Ever wonder how much traffic you’re losing simply because people are clicking on outdated URLs to your site? Well, there’s an easy way to find out if your hosting service gives you access to the directory where your raw log data is stored.
There’s usually a file in there called the Error Log. Every time your web server encounters an error, it writes what the error was in this log. Now the thing you need to be looking for is a statement that says: “File does not exist:” followed by the path to the file that doesn’t exist.
These errors show up in your main log file, too. They are called 404 errors, and they look like this:
cache-rc09.proxy.aol.com – – [10/Jun/2000:19:05:34 +0000] “GET /somefile.html HTTP/1.0” 404 8733 “-” “Mozilla/4.0 (compatible; MSIE 5.0; MSNIA; AOL 5.0; Windows 98; DigExt)”
The 404 (in bold) is the transaction code for “file not found.” If your hosting service gives you traffic reports, the number of 404 errors is usually included in that report.
OK, so you’re getting a lot of 404 errors. How can you fix the situation? Well, you could try to find all those bad links out there on other people’s sites and then write those people a nice email begging them to correct the URL. But the chance that they’ll do it or that you’ll even catch all of the bad links is just slightly less than Hell freezing over. So it is best to take matters in your own hands and correct the problem on your end. And you do that, in geek parlance, by editing your “dot htaccess” file.
Your “dot htaccess” file (written as: .htaccess note the period in front of the “h”) is a text file in your root directory (the directory where your index.html file is). If it isn’t there, you can easily make one. Your .htaccess file basically tells the server: “Hey, server. If a page request comes in that looks like this, do this instead.”
OK, this next part is very important, so read it twice: Do not edit your .htaccess file with anything other than a text editor. Let me write that again: DO NOT edit your .htaccess file with anything other than a text editor.
The reason is that the “do this if the page request looks like this” command needs to be on a single line. The downside of word processors is they like to put line breaks in lines of text they think are too long. Text editors, on the contrary, don’t. If you upload a .htaccess file that has line breaks within a command line, you’ll totally screw your web server to the point where it will crash.
For the Windows folks, a good built-in text editor is Notepad, though I prefer to use a program called UltraEdit. For the Mac folks, BBEdit is a solid text editor.

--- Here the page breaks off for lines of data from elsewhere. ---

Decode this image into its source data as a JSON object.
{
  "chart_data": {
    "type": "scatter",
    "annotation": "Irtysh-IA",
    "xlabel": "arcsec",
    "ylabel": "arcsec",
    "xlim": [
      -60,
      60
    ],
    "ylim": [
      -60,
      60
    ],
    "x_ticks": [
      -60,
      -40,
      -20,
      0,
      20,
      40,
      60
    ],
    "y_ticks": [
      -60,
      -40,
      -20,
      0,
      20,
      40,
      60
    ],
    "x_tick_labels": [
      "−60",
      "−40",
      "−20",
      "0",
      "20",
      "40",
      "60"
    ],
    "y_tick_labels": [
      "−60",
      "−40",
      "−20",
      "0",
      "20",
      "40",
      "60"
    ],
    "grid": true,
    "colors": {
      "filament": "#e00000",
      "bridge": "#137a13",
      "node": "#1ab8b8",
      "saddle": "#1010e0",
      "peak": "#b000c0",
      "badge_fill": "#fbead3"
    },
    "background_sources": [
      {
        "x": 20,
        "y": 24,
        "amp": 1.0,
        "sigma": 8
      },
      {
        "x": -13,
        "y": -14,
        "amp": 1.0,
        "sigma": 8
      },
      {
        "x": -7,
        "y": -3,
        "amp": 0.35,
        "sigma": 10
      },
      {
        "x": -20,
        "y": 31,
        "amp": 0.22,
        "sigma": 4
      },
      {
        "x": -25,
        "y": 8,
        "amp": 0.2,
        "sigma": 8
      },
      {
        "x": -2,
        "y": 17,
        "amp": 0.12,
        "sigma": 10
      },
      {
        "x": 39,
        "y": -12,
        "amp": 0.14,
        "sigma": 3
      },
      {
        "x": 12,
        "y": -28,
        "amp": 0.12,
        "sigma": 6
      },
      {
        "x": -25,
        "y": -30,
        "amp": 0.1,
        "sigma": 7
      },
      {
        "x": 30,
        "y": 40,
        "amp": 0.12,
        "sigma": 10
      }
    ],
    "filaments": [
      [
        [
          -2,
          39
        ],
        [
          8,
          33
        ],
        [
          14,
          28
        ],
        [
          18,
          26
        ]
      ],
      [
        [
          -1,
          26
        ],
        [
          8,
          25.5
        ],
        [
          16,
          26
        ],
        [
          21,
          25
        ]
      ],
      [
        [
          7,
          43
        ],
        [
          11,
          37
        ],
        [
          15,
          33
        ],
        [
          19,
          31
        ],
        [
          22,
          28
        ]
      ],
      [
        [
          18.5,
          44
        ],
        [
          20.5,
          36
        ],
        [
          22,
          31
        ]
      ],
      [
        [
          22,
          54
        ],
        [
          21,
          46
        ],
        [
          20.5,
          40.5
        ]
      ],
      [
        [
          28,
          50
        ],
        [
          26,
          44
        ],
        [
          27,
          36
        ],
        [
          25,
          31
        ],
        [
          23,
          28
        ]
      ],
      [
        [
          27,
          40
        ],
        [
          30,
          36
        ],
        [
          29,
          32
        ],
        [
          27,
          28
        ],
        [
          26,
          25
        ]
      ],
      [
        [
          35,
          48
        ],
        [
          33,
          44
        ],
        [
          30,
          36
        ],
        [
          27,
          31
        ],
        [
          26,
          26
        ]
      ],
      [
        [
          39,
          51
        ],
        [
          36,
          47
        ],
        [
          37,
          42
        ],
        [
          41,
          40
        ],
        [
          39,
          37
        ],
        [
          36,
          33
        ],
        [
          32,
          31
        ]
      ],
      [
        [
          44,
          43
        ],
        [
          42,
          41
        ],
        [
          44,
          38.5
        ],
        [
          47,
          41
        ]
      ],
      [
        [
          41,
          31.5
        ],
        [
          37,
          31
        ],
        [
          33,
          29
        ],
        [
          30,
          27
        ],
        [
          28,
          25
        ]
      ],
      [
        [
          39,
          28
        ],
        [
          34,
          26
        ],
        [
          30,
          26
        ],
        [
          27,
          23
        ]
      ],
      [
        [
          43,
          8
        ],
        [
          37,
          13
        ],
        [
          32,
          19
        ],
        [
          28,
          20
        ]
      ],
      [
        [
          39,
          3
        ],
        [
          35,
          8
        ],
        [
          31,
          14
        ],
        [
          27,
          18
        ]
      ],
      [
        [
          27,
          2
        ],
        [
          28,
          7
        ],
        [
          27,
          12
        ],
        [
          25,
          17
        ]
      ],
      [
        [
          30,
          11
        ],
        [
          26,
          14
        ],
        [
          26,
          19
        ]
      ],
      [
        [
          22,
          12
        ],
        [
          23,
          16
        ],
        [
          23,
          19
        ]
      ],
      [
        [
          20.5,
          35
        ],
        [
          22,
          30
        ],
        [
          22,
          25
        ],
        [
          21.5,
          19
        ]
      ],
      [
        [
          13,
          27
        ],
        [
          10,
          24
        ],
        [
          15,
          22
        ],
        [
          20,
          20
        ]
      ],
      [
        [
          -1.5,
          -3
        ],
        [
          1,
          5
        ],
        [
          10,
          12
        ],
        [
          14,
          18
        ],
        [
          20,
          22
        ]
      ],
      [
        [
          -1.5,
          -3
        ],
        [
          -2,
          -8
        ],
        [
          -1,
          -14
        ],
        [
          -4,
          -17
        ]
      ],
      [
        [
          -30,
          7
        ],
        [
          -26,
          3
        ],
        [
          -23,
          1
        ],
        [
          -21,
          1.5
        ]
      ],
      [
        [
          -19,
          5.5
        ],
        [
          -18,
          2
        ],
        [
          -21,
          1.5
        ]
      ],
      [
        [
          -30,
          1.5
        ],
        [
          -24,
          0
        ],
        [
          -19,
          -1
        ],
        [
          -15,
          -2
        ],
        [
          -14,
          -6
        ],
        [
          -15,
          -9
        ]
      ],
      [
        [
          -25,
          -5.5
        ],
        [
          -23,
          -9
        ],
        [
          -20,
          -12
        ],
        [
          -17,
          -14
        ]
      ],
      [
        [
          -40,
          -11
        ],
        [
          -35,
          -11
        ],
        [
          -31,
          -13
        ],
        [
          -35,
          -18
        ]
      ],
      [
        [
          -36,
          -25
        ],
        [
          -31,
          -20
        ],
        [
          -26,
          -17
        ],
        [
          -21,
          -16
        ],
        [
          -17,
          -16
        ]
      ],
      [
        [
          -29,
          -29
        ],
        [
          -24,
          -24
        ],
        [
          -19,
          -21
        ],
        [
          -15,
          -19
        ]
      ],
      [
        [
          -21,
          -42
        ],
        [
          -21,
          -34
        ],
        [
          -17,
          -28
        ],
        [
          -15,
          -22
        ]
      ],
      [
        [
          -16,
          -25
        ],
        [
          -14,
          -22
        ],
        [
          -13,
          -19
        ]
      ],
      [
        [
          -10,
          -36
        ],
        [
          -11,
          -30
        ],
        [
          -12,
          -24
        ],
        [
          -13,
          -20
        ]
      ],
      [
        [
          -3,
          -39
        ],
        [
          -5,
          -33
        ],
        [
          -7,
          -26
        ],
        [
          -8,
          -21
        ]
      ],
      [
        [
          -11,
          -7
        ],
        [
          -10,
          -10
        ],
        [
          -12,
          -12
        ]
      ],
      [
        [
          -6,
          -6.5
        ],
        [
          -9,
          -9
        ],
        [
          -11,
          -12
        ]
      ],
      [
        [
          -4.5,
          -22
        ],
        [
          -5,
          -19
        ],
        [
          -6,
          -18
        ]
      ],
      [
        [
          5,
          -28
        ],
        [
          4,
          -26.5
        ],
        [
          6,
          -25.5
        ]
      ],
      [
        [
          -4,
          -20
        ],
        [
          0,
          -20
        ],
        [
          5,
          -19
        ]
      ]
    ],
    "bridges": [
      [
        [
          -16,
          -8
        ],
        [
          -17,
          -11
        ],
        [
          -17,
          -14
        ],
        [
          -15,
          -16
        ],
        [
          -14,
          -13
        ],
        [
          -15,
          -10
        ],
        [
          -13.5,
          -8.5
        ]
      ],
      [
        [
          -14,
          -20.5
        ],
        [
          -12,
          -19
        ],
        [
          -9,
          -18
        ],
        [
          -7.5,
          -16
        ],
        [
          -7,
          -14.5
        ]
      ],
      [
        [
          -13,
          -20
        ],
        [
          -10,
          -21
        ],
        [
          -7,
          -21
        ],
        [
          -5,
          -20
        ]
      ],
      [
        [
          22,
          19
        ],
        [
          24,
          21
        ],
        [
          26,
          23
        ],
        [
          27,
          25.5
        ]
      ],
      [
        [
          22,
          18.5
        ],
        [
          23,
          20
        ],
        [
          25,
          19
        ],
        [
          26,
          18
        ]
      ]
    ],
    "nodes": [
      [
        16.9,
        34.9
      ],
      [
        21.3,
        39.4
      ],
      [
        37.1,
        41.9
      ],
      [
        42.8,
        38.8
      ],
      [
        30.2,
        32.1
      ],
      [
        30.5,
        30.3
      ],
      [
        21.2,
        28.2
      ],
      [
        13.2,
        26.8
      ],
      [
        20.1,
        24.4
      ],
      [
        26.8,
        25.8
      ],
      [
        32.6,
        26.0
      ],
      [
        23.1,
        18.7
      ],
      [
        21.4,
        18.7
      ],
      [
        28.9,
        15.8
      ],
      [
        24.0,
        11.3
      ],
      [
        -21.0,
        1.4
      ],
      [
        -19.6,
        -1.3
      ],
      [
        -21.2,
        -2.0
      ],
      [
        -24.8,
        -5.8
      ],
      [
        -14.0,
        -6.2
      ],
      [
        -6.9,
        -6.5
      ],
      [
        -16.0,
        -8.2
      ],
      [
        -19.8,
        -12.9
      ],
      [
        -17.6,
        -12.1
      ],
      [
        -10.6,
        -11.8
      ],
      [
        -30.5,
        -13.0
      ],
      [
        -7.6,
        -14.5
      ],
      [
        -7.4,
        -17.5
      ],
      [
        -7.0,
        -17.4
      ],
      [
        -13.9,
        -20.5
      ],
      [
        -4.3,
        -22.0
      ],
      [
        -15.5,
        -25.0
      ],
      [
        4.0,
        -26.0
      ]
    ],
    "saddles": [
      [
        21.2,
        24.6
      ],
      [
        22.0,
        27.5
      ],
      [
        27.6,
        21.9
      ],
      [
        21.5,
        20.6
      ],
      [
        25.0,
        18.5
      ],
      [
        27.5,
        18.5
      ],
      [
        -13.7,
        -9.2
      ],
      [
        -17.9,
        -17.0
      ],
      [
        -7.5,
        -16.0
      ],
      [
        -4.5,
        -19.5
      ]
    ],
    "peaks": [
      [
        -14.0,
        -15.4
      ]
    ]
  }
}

OK, so let’s get to the commands.
If you want to redirect people to a standard message when they try to access a web page that is no longer on your server, put this in:
ErrorDocument 404 http://THE.FILE.YOU.WANT.TO.SEND.THEM.TO
Here’s an example from Booklocker.com:
ErrorDocument 404 http://www.booklocker.com/notfound.html
This tells our server: “Hey, if you get a 404 error, send people to http://www.booklocker.com/notfound.html.”
On that page I have a message explaining the link they clicked on doesn’t work anymore, but here are some ways to find what they were looking for. I include links to our category page, search engine, and main page, and an email address they can write to for help.
The above solution covers bad links you don’t know about. But what if you do know the bad URL and have an updated URL you want to send people to? Well, put in this command:
Redirect PATH TO OLD FILE url to new file
Example:
Redirect authors/jmclain2.html http://www.booklocker.com/jmclain.html
This tells the server: “If you get a request for jmclain2.html in the /authors/ directory, pull the page at http://www.booklocker.com/jmclain.html instead.”
Remember, make sure individual commands you write to your .htaccess file are each on one line with no line breaks within them. And put your .htaccess file in your root directory.
Follow those two rules, and you’ll never lose a web site visitor to a bad link again.